For his final concerts here, that extremely impressive conductor Jaap van Zweden created a night for dancing. The first work, by Mr. van Zweden’s countryman Johan Wagenaar, offered a symphonic poem (posing as an overture) which danced through almost 15 minutes. The last movement of Korngold’s Violin Concerto was a rhythmical tour de force. As for Beethoven’s Seventh Symphony, it was Wagner who called it a “dance symphony” and he wasn’t wrong.


Mr. van Zweden has the rhythms, the sometimes exaggerated motions, but always the utmost control which made all three works trip the (sometimes heavy, sometimes light) fantastic. And with his first work, a New York premiere, he showed a side of Dutch music which we had never heard before.
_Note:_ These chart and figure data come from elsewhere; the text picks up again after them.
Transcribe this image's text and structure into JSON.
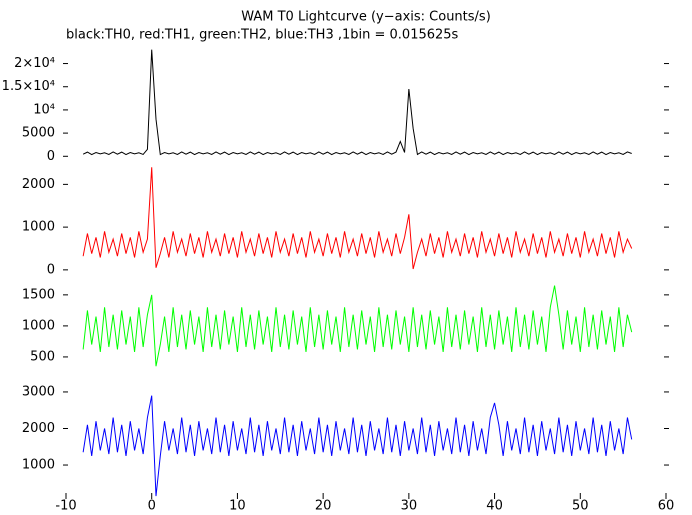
{
  "chart_data": {
    "type": "line",
    "title": "WAM T0 Lightcurve (y−axis: Counts/s)",
    "subtitle": "black:TH0, red:TH1, green:TH2, blue:TH3 ,1bin = 0.015625s",
    "xlim": [
      -10,
      60
    ],
    "xticks": [
      -10,
      0,
      10,
      20,
      30,
      40,
      50,
      60
    ],
    "x": [
      -8,
      -7.5,
      -7,
      -6.5,
      -6,
      -5.5,
      -5,
      -4.5,
      -4,
      -3.5,
      -3,
      -2.5,
      -2,
      -1.5,
      -1,
      -0.5,
      0,
      0.5,
      1,
      1.5,
      2,
      2.5,
      3,
      3.5,
      4,
      4.5,
      5,
      5.5,
      6,
      6.5,
      7,
      7.5,
      8,
      8.5,
      9,
      9.5,
      10,
      10.5,
      11,
      11.5,
      12,
      12.5,
      13,
      13.5,
      14,
      14.5,
      15,
      15.5,
      16,
      16.5,
      17,
      17.5,
      18,
      18.5,
      19,
      19.5,
      20,
      20.5,
      21,
      21.5,
      22,
      22.5,
      23,
      23.5,
      24,
      24.5,
      25,
      25.5,
      26,
      26.5,
      27,
      27.5,
      28,
      28.5,
      29,
      29.5,
      30,
      30.5,
      31,
      31.5,
      32,
      32.5,
      33,
      33.5,
      34,
      34.5,
      35,
      35.5,
      36,
      36.5,
      37,
      37.5,
      38,
      38.5,
      39,
      39.5,
      40,
      40.5,
      41,
      41.5,
      42,
      42.5,
      43,
      43.5,
      44,
      44.5,
      45,
      45.5,
      46,
      46.5,
      47,
      47.5,
      48,
      48.5,
      49,
      49.5,
      50,
      50.5,
      51,
      51.5,
      52,
      52.5,
      53,
      53.5,
      54,
      54.5,
      55,
      55.5,
      56
    ],
    "series": [
      {
        "color": "#000000",
        "ylim": [
          -800,
          24000
        ],
        "yticks": [
          0,
          5000,
          {
            "value": 10000,
            "label": "10⁴"
          },
          {
            "value": 15000,
            "label": "1.5×10⁴"
          },
          {
            "value": 20000,
            "label": "2×10⁴"
          }
        ],
        "values": [
          450,
          900,
          380,
          820,
          520,
          760,
          400,
          950,
          450,
          900,
          380,
          820,
          520,
          760,
          400,
          1500,
          23000,
          8000,
          380,
          820,
          520,
          760,
          400,
          950,
          450,
          900,
          380,
          820,
          520,
          760,
          400,
          950,
          450,
          900,
          380,
          820,
          520,
          760,
          400,
          950,
          450,
          900,
          380,
          820,
          520,
          760,
          400,
          950,
          450,
          900,
          380,
          820,
          520,
          760,
          400,
          950,
          450,
          900,
          380,
          820,
          520,
          760,
          400,
          950,
          450,
          900,
          380,
          820,
          520,
          760,
          400,
          950,
          450,
          900,
          3200,
          820,
          14500,
          6000,
          400,
          950,
          450,
          900,
          380,
          820,
          520,
          760,
          400,
          950,
          450,
          900,
          380,
          820,
          520,
          760,
          400,
          950,
          450,
          900,
          380,
          820,
          520,
          760,
          400,
          950,
          450,
          900,
          380,
          820,
          520,
          760,
          400,
          950,
          450,
          900,
          380,
          820,
          520,
          760,
          400,
          950,
          450,
          900,
          380,
          820,
          520,
          760,
          400,
          950,
          600
        ]
      },
      {
        "color": "#ff0000",
        "ylim": [
          -50,
          2500
        ],
        "yticks": [
          0,
          1000,
          2000
        ],
        "values": [
          320,
          850,
          380,
          760,
          290,
          900,
          410,
          720,
          320,
          850,
          380,
          760,
          290,
          900,
          410,
          720,
          2400,
          50,
          380,
          760,
          290,
          900,
          410,
          720,
          320,
          850,
          380,
          760,
          290,
          900,
          410,
          720,
          320,
          850,
          380,
          760,
          290,
          900,
          410,
          720,
          320,
          850,
          380,
          760,
          290,
          900,
          410,
          720,
          320,
          850,
          380,
          760,
          290,
          900,
          410,
          720,
          320,
          850,
          380,
          760,
          290,
          900,
          410,
          720,
          320,
          850,
          380,
          760,
          290,
          900,
          410,
          720,
          320,
          850,
          380,
          760,
          1300,
          20,
          410,
          720,
          320,
          850,
          380,
          760,
          290,
          900,
          410,
          720,
          320,
          850,
          380,
          760,
          290,
          900,
          410,
          720,
          320,
          850,
          380,
          760,
          290,
          900,
          410,
          720,
          320,
          850,
          380,
          760,
          290,
          900,
          410,
          720,
          320,
          850,
          380,
          760,
          290,
          900,
          410,
          720,
          320,
          850,
          380,
          760,
          290,
          900,
          410,
          720,
          500
        ]
      },
      {
        "color": "#00ff00",
        "ylim": [
          80,
          1820
        ],
        "yticks": [
          500,
          1000,
          1500
        ],
        "values": [
          620,
          1250,
          700,
          1150,
          580,
          1300,
          660,
          1180,
          620,
          1250,
          700,
          1150,
          580,
          1300,
          660,
          1180,
          1500,
          350,
          700,
          1150,
          580,
          1300,
          660,
          1180,
          620,
          1250,
          700,
          1150,
          580,
          1300,
          660,
          1180,
          620,
          1250,
          700,
          1150,
          580,
          1300,
          660,
          1180,
          620,
          1250,
          700,
          1150,
          580,
          1300,
          660,
          1180,
          620,
          1250,
          700,
          1150,
          580,
          1300,
          660,
          1180,
          620,
          1250,
          700,
          1150,
          580,
          1300,
          660,
          1180,
          620,
          1250,
          700,
          1150,
          580,
          1300,
          660,
          1180,
          620,
          1250,
          700,
          1150,
          580,
          1300,
          660,
          1180,
          620,
          1250,
          700,
          1150,
          580,
          1300,
          660,
          1180,
          620,
          1250,
          700,
          1150,
          580,
          1300,
          660,
          1180,
          620,
          1250,
          700,
          1150,
          580,
          1300,
          660,
          1180,
          620,
          1250,
          700,
          1150,
          580,
          1300,
          1650,
          1180,
          620,
          1250,
          700,
          1150,
          580,
          1300,
          660,
          1180,
          620,
          1250,
          700,
          1150,
          580,
          1300,
          660,
          1180,
          900
        ]
      },
      {
        "color": "#0000ff",
        "ylim": [
          180,
          3190
        ],
        "yticks": [
          1000,
          2000,
          3000
        ],
        "values": [
          1350,
          2100,
          1250,
          2200,
          1400,
          2000,
          1300,
          2300,
          1350,
          2100,
          1250,
          2200,
          1400,
          2000,
          1300,
          2300,
          2900,
          150,
          1250,
          2200,
          1400,
          2000,
          1300,
          2300,
          1350,
          2100,
          1250,
          2200,
          1400,
          2000,
          1300,
          2300,
          1350,
          2100,
          1250,
          2200,
          1400,
          2000,
          1300,
          2300,
          1350,
          2100,
          1250,
          2200,
          1400,
          2000,
          1300,
          2300,
          1350,
          2100,
          1250,
          2200,
          1400,
          2000,
          1300,
          2300,
          1350,
          2100,
          1250,
          2200,
          1400,
          2000,
          1300,
          2300,
          1350,
          2100,
          1250,
          2200,
          1400,
          2000,
          1300,
          2300,
          1350,
          2100,
          1250,
          2200,
          1400,
          2000,
          1300,
          2300,
          1350,
          2100,
          1250,
          2200,
          1400,
          2000,
          1300,
          2300,
          1350,
          2100,
          1250,
          2200,
          1400,
          2000,
          1300,
          2300,
          2700,
          2100,
          1250,
          2200,
          1400,
          2000,
          1300,
          2300,
          1350,
          2100,
          1250,
          2200,
          1400,
          2000,
          1300,
          2300,
          1350,
          2100,
          1250,
          2200,
          1400,
          2000,
          1300,
          2300,
          1350,
          2100,
          1250,
          2200,
          1400,
          2000,
          1300,
          2300,
          1700
        ]
      }
    ]
  }
}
Mention Holland serious music, and you’d come up with some terrific orchestras, a half-dozen of the best conductors working today, and of course the Flemish School. But nary will non-experts find a famed Dutch composer. Names like Pipjer are better known than the music.
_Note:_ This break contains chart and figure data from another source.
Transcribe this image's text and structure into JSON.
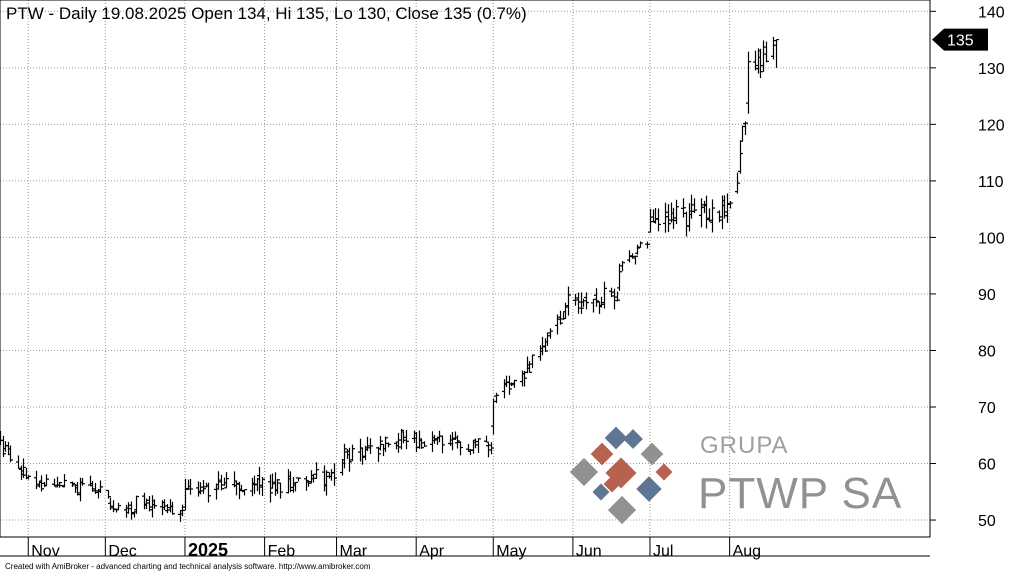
{
  "title": "PTW - Daily 19.08.2025 Open 134, Hi 135, Lo 130, Close 135 (0.7%)",
  "credit": "Created with AmiBroker - advanced charting and technical analysis software. http://www.amibroker.com",
  "logo": {
    "line1": "GRUPA",
    "line2": "PTWP SA",
    "colors": [
      "#8c8c8c",
      "#b35a46",
      "#566f8f"
    ]
  },
  "last_price_label": "135",
  "colors": {
    "bar": "#000000",
    "grid": "#9a9a9a",
    "label_bg": "#000000"
  },
  "chart_data": {
    "type": "ohlc",
    "title": "PTW - Daily 19.08.2025 Open 134, Hi 135, Lo 130, Close 135 (0.7%)",
    "ylim": [
      47,
      142
    ],
    "yticks": [
      50,
      60,
      70,
      80,
      90,
      100,
      110,
      120,
      130,
      140
    ],
    "xlim": [
      "2024-10-21",
      "2025-10-18"
    ],
    "month_ticks": [
      {
        "date": "2024-11-01",
        "label": "Nov"
      },
      {
        "date": "2024-12-01",
        "label": "Dec"
      },
      {
        "date": "2025-01-01",
        "label": "2025"
      },
      {
        "date": "2025-02-01",
        "label": "Feb"
      },
      {
        "date": "2025-03-01",
        "label": "Mar"
      },
      {
        "date": "2025-04-01",
        "label": "Apr"
      },
      {
        "date": "2025-05-01",
        "label": "May"
      },
      {
        "date": "2025-06-01",
        "label": "Jun"
      },
      {
        "date": "2025-07-01",
        "label": "Jul"
      },
      {
        "date": "2025-08-01",
        "label": "Aug"
      }
    ],
    "grid": true,
    "segments": [
      {
        "start": "2024-10-21",
        "end": "2024-10-31",
        "from": 64,
        "to": 57,
        "noise": 3
      },
      {
        "start": "2024-11-01",
        "end": "2024-11-30",
        "from": 57,
        "to": 55,
        "noise": 2.5
      },
      {
        "start": "2024-12-01",
        "end": "2024-12-12",
        "from": 53,
        "to": 51,
        "noise": 2.5
      },
      {
        "start": "2024-12-13",
        "end": "2024-12-31",
        "from": 53,
        "to": 51,
        "noise": 2.5
      },
      {
        "start": "2025-01-01",
        "end": "2025-01-31",
        "from": 55,
        "to": 57,
        "noise": 3
      },
      {
        "start": "2025-02-01",
        "end": "2025-02-28",
        "from": 56,
        "to": 58,
        "noise": 3
      },
      {
        "start": "2025-03-01",
        "end": "2025-03-31",
        "from": 61,
        "to": 65,
        "noise": 3
      },
      {
        "start": "2025-04-01",
        "end": "2025-04-30",
        "from": 64,
        "to": 63,
        "noise": 2.5
      },
      {
        "start": "2025-05-01",
        "end": "2025-05-15",
        "from": 72,
        "to": 77,
        "noise": 2.5
      },
      {
        "start": "2025-05-16",
        "end": "2025-05-31",
        "from": 78,
        "to": 89,
        "noise": 3
      },
      {
        "start": "2025-06-01",
        "end": "2025-06-18",
        "from": 88,
        "to": 90,
        "noise": 3
      },
      {
        "start": "2025-06-19",
        "end": "2025-06-30",
        "from": 95,
        "to": 99,
        "noise": 2.5
      },
      {
        "start": "2025-07-01",
        "end": "2025-07-31",
        "from": 103,
        "to": 105,
        "noise": 4
      },
      {
        "start": "2025-08-01",
        "end": "2025-08-07",
        "from": 105,
        "to": 122,
        "noise": 4
      },
      {
        "start": "2025-08-08",
        "end": "2025-08-19",
        "from": 130,
        "to": 133,
        "noise": 5
      }
    ],
    "last_bar": {
      "date": "2025-08-19",
      "open": 134,
      "high": 135,
      "low": 130,
      "close": 135
    }
  }
}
Enter Johan Wagenaar, with his overture to Cyrano de Bergerac. And yes, how obvious it is to say this sounds like Richard Strauss: the opening flourish like Don Juan, those wind solos like Til Eulenspiegel. Yet if the harmonies, the structure, the orchestration, the melodies all take after Wagenaar’s near-contemporary (born within two years of each other, died in the 1940’s within seven years of each other), I can think of another composer with whom he can share the spotlight.


Stockholm’s Karl Stenhammar came from another small country, his music was equally jubilant, brilliantly put together, and while both composers skirted the German musical behemoth, they both stand out on their own.


I listened later to Wagenaar’s other music on YouTube, all quite impressive. But this Cyrano work, conducted with all the zest necessary by Mr. van Zweden, offered a succinct picture of the dramatic figure. Not Strauss-like episodes, but facets of character: heroic, romantic, a section called “Love, Poetry”, all with swagger bravura, all seamlessly put together.


The following Korngold Violin Concerto was welcomed two years ago as a rarity, played with flamboyance and joy by that showy and astounding Leonidas Kavakos. Hilary Hahn, who has made a specialty of the Concerto is more of a “thinking person’s” soloist, and thinking too much about the Korngold doesn’t come to grips with its texture.


Known today as a composer for the great Warner Brothers movies of the 1930’s and 1940’s, Korngold never ever looked down on his Hollywood career, but always stated that he took it as earnestly as his “serious” music.


Nonetheless, this Concerto does have a Hollywood flavor, as the themes have been pilfered from the films. Ms. Hahn played it with her usual faultless beauty, though perhaps this wasn’t enough. Mr. Kavakos almost tossed it off with stylized élan. Ms. Hahn was gentle, searching, looking for a profundity which wasn’t really there.


Not until the fizzy, bubbly finale did she let herself go. But that movement is irresistible anyhow. No virtuoso can help but bring it off.


Mr. van Zweden’s Beethoven had a good amount of crackle, the second movement actually had momentum, was never stolid, and the last sections showed both the conductor and the New York Phil at their best.


Yet–and I hate to say it–the memories that come out of this concert weren’t listed in the program at all. After the Korngold Concerto, Ms. Hahn gave an encore of the Gigue from Bach Third Partita, which made up for all the doubts I had about the Concerto. Those 90-odd golden seconds by Ms. Hahn put the Korngold way into the shadows and Ms. Hahn into her own well-deserved halcyon of today’s violinists.